The data is understood to be part of the evidence gathered in a three-year money-laundering investigation led by police in Latvia and Moldova.”

Other publications in other markets published similar stories today, including the Bangkok-based   Asia Times, which is reporting that “several of China’s state-controlled banks, as well as HSBC’s Hong Kong branch, have allegedly processed hundreds of millions of US dollars from a vast money-laundering operation run by Russian criminals with links to the Russian government and the spy agency FSB”.

 

Banks deny failing their AML duties

All of the banks named above, as well as several others, deny that they were failing in their obligations to report suspicious money transfers and other irregularities. In a separate article also carried on the Guardian’s website, 10 of the institutions respond to the newspaper’s claims.

HSBC states that it is “strongly committed to fighting financial crime,” and that it “has systems and processes in place to identify suspicious activity and report it to the appropriate government authorities”.

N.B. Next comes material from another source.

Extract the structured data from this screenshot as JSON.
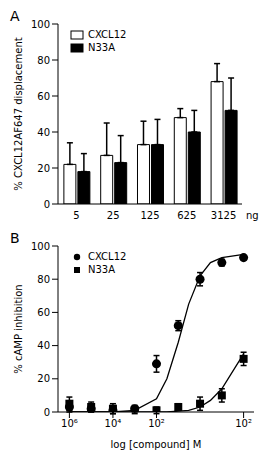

It adds that the case unearthed by the Guardian’s investigation “highlights the need for greater information sharing between the public and private sectors, each of whom holds important information the other does not”.

The Royal Bank of Scotland, the parent of Coutts and NatWest, says it is “committed to combatting financial crime and money laundering, in line with our regulations, and have controls and safeguards in place to identify, assess, monitor and mitigate these risks”, while Citibank stresses that it “continually take[s] steps to strengthen and enhance our AML [anti-money laundering] programme, in order to anticipate and respond to the changing patterns of criminal and terrorist behaviour”.